A influência de Dª Lucilia foi tão grande na formação da mentalidade de Dr. Plinio, que não é possível compreender inteiramente a história dele sem conhecer a dela. Vemo-la aqui na década de 1930, época em que seu filho já era líder católico de projeção nacional.

Em sua infatigável solicitude materna, Dª Lucilia tinha especial empenho em acompanhar de tão perto quanto lhe fosse possível as atividades apostólicas de seu querido filho. Este, após ter assumido a direção do “Legionário”, o foi progressivamente ampliando e nele passou a abordar temas de envergadura e profundidade cada vez maiores. Em pouco tempo, Dr. Plinio o transformou de pequena folhinha quinzenal de paróquia em prestigioso semanário, com repercussão internacional, e órgão oficioso da importante arquidiocese paulistana. De tal forma isso se deu que era ponto de honra para as maiores personalidades do mundo católico, de passagem por São Paulo, fazerem uma visita ao jornal.

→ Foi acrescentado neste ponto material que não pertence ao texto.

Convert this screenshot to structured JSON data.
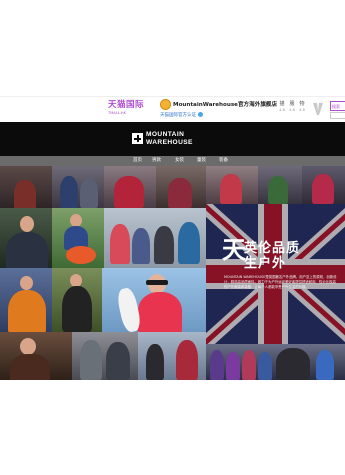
{
  "header": {
    "tmall_logo": {
      "cn": "天猫国际",
      "en": "TMALL.HK",
      "color": "#b04fd0"
    },
    "shop": {
      "name": "MountainWarehouse官方海外旗舰店",
      "cert_label": "天猫国际官方认证",
      "avatar_color": "#f4b233"
    },
    "ratings": [
      {
        "label": "描",
        "value": "4.8"
      },
      {
        "label": "服",
        "value": "4.8"
      },
      {
        "label": "物",
        "value": "4.8"
      }
    ],
    "search": {
      "placeholder": "搜索"
    }
  },
  "brand": {
    "line1": "MOUNTAIN",
    "line2": "WAREHOUSE",
    "bg_color": "#0b0b0b"
  },
  "nav": {
    "items": [
      {
        "label": "首页"
      },
      {
        "label": "男款"
      },
      {
        "label": "女装"
      },
      {
        "label": "童装"
      },
      {
        "label": "装备"
      }
    ]
  },
  "banner": {
    "big_char": "天",
    "slogan_line1": "英伦品质",
    "slogan_line2": "生户外",
    "intro": "MOUNTAIN WAREHOUSE是英国著名户外品牌，用户至上的原则，创新设计，精选高品质面料，致力于为户外运动爱好者提供舒适耐用、性价比极高的户外服装和装备，让每个人都能享受户外生活的乐趣。",
    "flag_colors": {
      "blue": "#23316a",
      "red": "#b3142b",
      "white": "#e9e9ee"
    }
  }
}
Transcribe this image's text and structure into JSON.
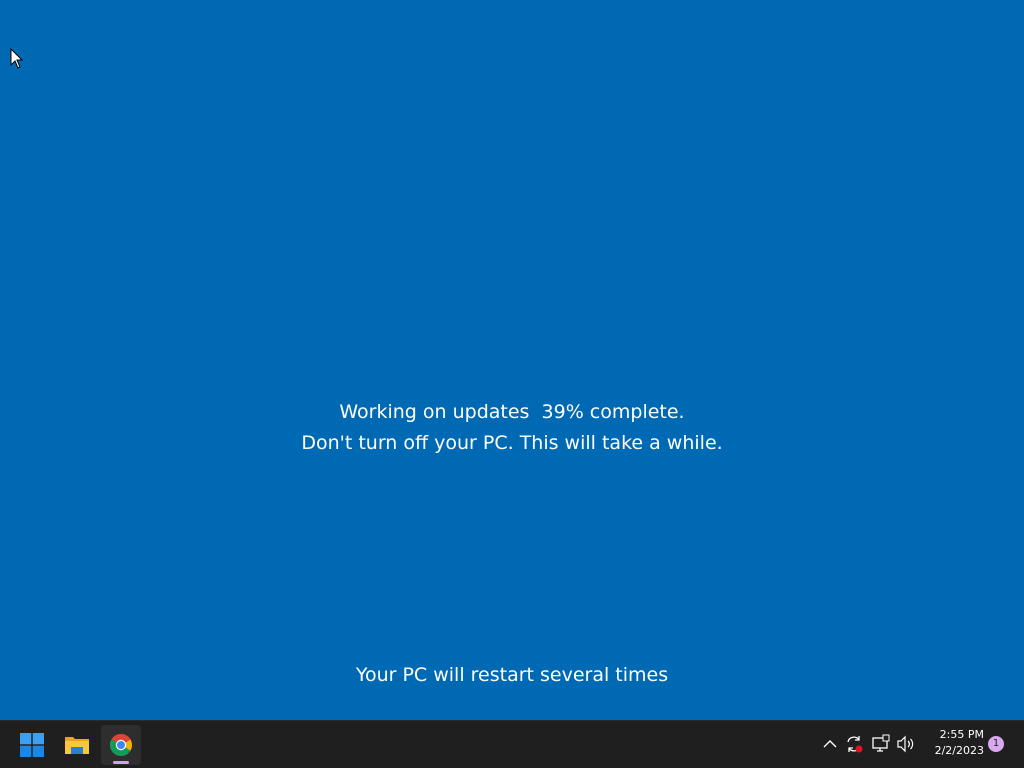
{
  "update_screen": {
    "progress_line": "Working on updates  39% complete.",
    "warning_line": "Don't turn off your PC. This will take a while.",
    "restart_line": "Your PC will restart several times",
    "progress_percent": 39,
    "background_color": "#0069b3"
  },
  "taskbar": {
    "apps": [
      {
        "name": "Start",
        "icon": "windows-logo-icon"
      },
      {
        "name": "File Explorer",
        "icon": "folder-icon"
      },
      {
        "name": "Google Chrome",
        "icon": "chrome-icon",
        "active": true
      }
    ],
    "tray": {
      "icons": [
        "chevron-up-icon",
        "sync-icon",
        "network-icon",
        "volume-icon"
      ],
      "time": "2:55 PM",
      "date": "2/2/2023",
      "notification_count": "1"
    }
  }
}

Dr. Plinio ( à esquerda) recebe o Almirante Yamamoto (à direita), em visita à sede do “Legionário”

Em 1938 esteve na capital paulista o famoso almirante Yamamoto, veterano de muitas batalhas nos ignotos e longínquos mares do Extremo Oriente e líder católico de destaque no Japão (¹).

Logo ao chegar a São Paulo, procurou entrar em contato com Dr. Plinio e o “Legionário”. A fim de lhe retribuir a amabilidade da visita, Dr. Plinio convidou-o para jantar em sua casa, certo de que Dª Lucilia teria muito gosto em recebê-lo. Manifestou ela o desejo de ter também como comensal sua filha, Dª Rosée, cuja conversa brilhante e ligeira só poderia concorrer para interessar a todos os presentes.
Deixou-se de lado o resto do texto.